La surveillance gouvernementale intensive paralyse les militants
Au Bélarus, le KGB et d’autres services de sécurité ont accès librement, sans interruption et à distance aux communications, en temps réel et archivées, par téléphone et par Internet.
Ce rapport se base sur des entretiens réalisés entre août 2015 et mai 2016 avec plus de 50 militants des droits humains, journalistes, avocats, membres de l’opposition politique et experts en matière de technologies, entre autres, qui se trouvent soit au Bélarus soit en exil. Il montre que la crainte d’être sous surveillance affecte la vie privée, la liberté d’expression et les libertés de réunion pacifique et d’association.

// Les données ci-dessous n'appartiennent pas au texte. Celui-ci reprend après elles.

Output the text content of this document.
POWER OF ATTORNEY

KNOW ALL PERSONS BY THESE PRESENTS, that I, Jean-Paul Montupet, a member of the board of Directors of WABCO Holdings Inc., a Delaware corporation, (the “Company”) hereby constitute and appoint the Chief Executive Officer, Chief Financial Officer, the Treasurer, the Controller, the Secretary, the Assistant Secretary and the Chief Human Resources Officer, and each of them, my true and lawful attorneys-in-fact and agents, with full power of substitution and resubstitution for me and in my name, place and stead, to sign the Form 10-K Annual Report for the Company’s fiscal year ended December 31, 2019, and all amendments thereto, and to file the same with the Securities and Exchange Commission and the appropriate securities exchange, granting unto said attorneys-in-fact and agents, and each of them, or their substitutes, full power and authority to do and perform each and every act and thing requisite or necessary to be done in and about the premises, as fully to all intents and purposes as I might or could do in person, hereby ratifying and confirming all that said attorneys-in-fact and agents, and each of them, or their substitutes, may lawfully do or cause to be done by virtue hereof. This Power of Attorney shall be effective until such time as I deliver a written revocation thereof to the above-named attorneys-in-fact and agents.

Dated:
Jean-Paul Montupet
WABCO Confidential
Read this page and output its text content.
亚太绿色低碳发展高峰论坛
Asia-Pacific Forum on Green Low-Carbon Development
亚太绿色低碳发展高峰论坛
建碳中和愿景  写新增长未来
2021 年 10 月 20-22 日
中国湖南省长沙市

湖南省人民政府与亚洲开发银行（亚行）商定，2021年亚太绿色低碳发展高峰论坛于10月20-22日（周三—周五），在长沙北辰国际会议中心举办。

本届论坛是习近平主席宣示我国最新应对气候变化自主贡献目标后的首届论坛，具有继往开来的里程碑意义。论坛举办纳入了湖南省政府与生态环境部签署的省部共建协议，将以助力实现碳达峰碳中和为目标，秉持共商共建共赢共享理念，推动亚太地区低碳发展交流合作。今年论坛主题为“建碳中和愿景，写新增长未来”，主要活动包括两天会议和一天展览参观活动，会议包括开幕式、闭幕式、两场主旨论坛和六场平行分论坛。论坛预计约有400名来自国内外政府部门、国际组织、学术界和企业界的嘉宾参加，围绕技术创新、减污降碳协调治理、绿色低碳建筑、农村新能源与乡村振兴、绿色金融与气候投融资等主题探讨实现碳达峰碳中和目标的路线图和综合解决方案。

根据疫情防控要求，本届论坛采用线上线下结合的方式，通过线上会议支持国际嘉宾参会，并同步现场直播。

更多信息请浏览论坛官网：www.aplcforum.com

Je pars du principe que tout ce que je dis entre quatre murs ou par téléphone et tout ce que j'écris dans des courriels parvient au KGB.
Un militant bélarussien
Des militants ont dit à Amnesty International que le secret absolu entourant les activités de surveillance les force à supposer qu’ils sont en permanence surveillés. Un journaliste indépendant, dont l’identité n’est pas révélée, a déclaré :
« La plupart des gens n’osent pas parler ouvertement par téléphone. C’est comme si cela faisait partie de notre mentalité. On a depuis toujours l’impression de vivre dans la peur, que tout est dangereux, et qu’on ne peut exercer aucun contrôle ni aucune influence sur cette situation. Je pars du principe que tout ce que je dis entre quatre murs ou par téléphone et tout ce que j’écris dans des courriels parvient au KGB. »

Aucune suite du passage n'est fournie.